Seite 1 bei Google kann so einfach sein.

Chemikalien und Übernutzung gefährden Nord- und Ostsee massiv

Gutachten des Umweltrates

Überfischung, Schadstoffeinträge, Eutrophierung und die intensive Nutzung der Meere durch Schifffahrt, Rohstoffabbau und Tourismus gefährden die Meeresumwelt von Nord- und Ostsee nach wie vor massiv. Ein wirksamer Meeresumweltschutz erfordert einschneidende politische Initiativen und grundlegende Korrekturen insbesondere in der Fischereipolitik, der Agrarpolitik und bei der Chemikalienregulierung. Dies ist die Bilanz des "Sondergutachtens zum Meeresumweltschutz", das der Sachverständigenra für Umweltfragen am Dienstag an Umweltminister Trittin übergeben hat. Zum Schutz der beiden Meere vor giftigen Chemikalien fordert der Bund für Umwelt und Naturschutz Deutschland (BUND) neue Zulassungsverfahren und ein Verbot des Einsatzes gefährlicher Substanzen. Der Umweltverband kritisierte die Haltung der Bundesregierung, die den Eintrag gefährlicher Substanzen weiterhin der Selbstkontrolle der Chemieindustrie überlassen wolle.

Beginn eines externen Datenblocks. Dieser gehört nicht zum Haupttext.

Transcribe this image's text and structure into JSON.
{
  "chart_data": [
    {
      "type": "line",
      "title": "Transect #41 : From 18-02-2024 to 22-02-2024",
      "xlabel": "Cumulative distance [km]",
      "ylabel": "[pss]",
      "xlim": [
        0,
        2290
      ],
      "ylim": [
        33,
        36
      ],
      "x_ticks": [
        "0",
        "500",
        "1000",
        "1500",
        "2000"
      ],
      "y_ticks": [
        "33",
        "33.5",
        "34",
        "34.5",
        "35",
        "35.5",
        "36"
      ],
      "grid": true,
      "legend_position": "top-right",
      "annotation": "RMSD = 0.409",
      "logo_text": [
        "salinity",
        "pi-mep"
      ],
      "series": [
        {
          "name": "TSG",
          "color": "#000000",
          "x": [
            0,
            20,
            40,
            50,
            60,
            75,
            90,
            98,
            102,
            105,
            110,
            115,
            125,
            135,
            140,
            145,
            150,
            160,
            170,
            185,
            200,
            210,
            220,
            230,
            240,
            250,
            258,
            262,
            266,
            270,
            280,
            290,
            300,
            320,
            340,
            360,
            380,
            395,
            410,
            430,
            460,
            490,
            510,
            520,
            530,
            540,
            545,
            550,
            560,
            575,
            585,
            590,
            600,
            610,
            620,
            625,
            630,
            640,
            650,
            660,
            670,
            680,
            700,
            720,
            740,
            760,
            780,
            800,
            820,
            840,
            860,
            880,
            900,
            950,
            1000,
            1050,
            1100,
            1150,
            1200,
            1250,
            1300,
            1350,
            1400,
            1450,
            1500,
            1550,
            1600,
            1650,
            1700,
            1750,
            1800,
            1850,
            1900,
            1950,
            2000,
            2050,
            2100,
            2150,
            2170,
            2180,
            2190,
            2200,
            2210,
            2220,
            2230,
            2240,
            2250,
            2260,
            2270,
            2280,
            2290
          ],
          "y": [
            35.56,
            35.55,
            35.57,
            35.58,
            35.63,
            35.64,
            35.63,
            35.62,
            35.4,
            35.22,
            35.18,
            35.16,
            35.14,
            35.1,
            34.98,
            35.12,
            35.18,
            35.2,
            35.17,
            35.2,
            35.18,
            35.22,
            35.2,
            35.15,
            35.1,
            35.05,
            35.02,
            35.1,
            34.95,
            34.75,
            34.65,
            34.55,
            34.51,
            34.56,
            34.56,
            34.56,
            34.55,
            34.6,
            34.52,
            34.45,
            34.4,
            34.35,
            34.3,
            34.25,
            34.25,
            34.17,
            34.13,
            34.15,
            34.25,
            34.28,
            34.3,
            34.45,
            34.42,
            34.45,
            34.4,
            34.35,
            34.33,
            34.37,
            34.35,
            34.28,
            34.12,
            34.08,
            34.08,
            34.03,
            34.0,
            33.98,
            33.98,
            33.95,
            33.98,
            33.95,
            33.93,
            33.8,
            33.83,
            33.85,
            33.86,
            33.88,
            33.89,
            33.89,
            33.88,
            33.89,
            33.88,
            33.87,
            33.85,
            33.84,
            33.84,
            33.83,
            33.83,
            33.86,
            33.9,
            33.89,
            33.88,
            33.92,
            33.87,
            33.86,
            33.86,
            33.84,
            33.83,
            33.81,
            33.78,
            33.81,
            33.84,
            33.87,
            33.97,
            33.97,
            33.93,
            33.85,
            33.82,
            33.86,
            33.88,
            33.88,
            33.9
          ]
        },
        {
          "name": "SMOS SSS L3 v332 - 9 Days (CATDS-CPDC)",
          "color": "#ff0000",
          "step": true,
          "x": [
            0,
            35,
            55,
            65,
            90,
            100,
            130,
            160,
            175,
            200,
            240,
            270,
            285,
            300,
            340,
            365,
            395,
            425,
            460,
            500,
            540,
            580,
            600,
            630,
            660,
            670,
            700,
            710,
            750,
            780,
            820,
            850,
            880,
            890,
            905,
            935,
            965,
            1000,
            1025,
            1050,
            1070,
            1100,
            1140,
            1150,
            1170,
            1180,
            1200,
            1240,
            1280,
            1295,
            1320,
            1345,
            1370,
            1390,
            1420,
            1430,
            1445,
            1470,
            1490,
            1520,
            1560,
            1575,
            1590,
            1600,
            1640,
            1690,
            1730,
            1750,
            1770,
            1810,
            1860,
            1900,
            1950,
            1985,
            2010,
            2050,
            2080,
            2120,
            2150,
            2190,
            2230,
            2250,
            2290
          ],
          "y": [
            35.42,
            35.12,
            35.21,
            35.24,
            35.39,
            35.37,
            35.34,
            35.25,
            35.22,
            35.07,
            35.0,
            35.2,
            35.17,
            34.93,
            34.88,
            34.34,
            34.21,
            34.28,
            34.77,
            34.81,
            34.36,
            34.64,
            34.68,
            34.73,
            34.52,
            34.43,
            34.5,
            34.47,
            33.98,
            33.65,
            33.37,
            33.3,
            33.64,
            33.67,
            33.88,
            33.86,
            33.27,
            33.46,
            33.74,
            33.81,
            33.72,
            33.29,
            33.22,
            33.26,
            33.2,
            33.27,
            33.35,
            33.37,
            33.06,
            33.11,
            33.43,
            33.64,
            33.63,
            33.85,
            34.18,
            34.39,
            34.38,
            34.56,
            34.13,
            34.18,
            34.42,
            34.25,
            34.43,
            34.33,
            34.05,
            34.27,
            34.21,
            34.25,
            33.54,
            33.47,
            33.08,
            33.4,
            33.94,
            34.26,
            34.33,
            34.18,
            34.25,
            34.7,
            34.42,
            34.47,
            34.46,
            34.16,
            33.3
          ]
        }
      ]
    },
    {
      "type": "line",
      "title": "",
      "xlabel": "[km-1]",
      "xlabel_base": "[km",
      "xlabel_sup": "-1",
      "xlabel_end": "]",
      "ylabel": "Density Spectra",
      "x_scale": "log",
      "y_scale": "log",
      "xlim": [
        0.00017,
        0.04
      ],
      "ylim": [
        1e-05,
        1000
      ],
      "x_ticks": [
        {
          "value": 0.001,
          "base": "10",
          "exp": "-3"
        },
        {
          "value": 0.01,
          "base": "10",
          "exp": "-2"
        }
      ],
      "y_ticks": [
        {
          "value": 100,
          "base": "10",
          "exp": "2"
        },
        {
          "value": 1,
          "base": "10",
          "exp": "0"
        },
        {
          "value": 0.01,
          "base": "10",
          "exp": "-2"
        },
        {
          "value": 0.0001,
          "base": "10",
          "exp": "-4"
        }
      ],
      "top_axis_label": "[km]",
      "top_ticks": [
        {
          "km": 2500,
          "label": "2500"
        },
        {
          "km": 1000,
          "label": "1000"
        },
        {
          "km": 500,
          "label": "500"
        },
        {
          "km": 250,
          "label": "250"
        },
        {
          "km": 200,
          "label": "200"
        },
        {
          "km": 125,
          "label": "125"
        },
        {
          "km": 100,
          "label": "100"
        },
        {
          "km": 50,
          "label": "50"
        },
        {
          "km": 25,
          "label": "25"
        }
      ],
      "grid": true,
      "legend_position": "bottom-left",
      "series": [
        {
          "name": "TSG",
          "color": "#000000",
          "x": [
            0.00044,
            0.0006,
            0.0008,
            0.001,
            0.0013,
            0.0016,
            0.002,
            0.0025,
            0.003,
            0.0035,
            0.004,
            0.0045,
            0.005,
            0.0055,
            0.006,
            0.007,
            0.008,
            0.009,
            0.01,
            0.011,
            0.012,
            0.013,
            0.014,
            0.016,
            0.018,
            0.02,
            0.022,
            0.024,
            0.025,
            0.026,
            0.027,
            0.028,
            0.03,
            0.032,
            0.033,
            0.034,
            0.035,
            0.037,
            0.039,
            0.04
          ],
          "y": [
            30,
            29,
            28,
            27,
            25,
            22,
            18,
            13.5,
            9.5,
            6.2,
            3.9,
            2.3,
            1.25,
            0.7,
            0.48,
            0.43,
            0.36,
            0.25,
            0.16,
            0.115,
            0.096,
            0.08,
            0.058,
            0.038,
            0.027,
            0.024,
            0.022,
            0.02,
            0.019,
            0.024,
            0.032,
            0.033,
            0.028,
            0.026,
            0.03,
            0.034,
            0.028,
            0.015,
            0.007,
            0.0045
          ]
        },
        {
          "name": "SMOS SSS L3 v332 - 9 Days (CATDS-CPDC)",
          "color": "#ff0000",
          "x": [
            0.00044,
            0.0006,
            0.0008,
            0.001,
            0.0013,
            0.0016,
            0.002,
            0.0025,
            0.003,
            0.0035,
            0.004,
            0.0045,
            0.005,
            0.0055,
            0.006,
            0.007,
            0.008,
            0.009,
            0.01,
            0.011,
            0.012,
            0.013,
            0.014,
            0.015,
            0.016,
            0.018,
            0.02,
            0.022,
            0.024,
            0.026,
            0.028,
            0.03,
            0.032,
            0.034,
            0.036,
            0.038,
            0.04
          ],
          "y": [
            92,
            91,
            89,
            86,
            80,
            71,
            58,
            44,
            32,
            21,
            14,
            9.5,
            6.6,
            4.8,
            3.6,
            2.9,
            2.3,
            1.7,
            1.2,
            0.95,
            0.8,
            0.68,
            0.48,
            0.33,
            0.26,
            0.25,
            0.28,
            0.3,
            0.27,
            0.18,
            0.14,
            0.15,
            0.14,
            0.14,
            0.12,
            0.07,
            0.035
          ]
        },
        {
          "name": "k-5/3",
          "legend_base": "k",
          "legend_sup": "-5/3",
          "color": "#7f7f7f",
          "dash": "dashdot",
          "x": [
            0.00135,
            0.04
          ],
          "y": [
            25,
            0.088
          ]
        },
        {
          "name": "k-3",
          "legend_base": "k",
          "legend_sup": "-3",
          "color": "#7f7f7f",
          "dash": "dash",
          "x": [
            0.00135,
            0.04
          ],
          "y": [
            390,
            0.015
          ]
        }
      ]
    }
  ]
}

Die massive Überfischung der kommerziell genutzen Fischarten hat viele Fischbestände dramatisch dezimiert, so das Gutachten des Umweltrates. So befinden sich die Kabeljaubestände in der Nordsee bereits seit mehreren Jahren weit unterhalb der sicheren biologischen Erhaltungsgrenze. Einige Arten, wie der Europäische Aal, drohen bereits auszusterben. Bedroht ist jedoch die gesamte ökologische Vielfalt der Meeresumwelt. Anhaltend hohe Phosphat- und Stickstoffeinträge insbesondere aus der landwirtschaftlichen Düngung führten zu übermäßigem Algenwachstum, zu Sauerstoffmangel, hohen Schwefelwasserstoffkonzentrationen und großflächigem Absterben bodennaher Organismen, so die Gutachter.

Ein Übriges zur Gefährdung der Meeresnatur tun die weiterhin hohen Konzentrationen zahlreicher Schadstoffe im Meerwasser und in den Sedimenten. Diese liegen auch heute noch deutlich über den meeresökologischen und ökotoxikologischen Unbedenklichkeitsschwellen - allen Rückgängen der Schadstoffeinträge zum Trotz. Viele Stoffe, die vom Menschen eingetragen werden, seien hinsichtlich ihrer Wirkungen und Risiken zudem noch kaum erforscht.

Der BUND forderte daher eine konsequente Minimierung und Vermeidung aller schädlichen Einträge. Besonders gefährdet sei das Meer durch langlebige Schadstoffe. Aufgrund ihrer Fähigkeit, in das Hormonsystem von Mensch und Tier einzugreifen seien vor allem die in Elektronikartikeln enthaltenen bromierten Flammschutzmittel zu nennen. Trotz des Rückgangs von Einträgen wie PCB und DDT nach jahrelangen Verboten ließen sich auch diese noch immer in erheblichen Konzentrationen in Meereslebewesen und Fischen nachweisen. Deshalb müssten alle Substanzen mit entsprechend hohem Gefährdungspotential aus dem Verkehr gezogen werden. Dies könne nur durch eine konsequente Reform der Chemikalienpolitik gelingen.

Rund ein Drittel der Chemikalien, die z.T. seit Jahrzehnten im Einsatz seien, hätten nie eine Sicherheitsüberprüfung durchlaufen. Die Industrie müsse sich endlich zu ihrer Verantwortung bekennen und die erforderlichen Sicherheitsdaten erheben und offen legen. Die Umweltschützer verlangen ein Ende des Eintrags gefährlicher Chemikalien in die Meere bis zum Jahr 2020, Zulassungsverfahren für langlebige und sich anreichernde Chemikalien und für solche mit hormoneller Wirksamkeit sowie ein konsequentes Verwendungsverbot für Gifte bei Vorliegen von Alternativen.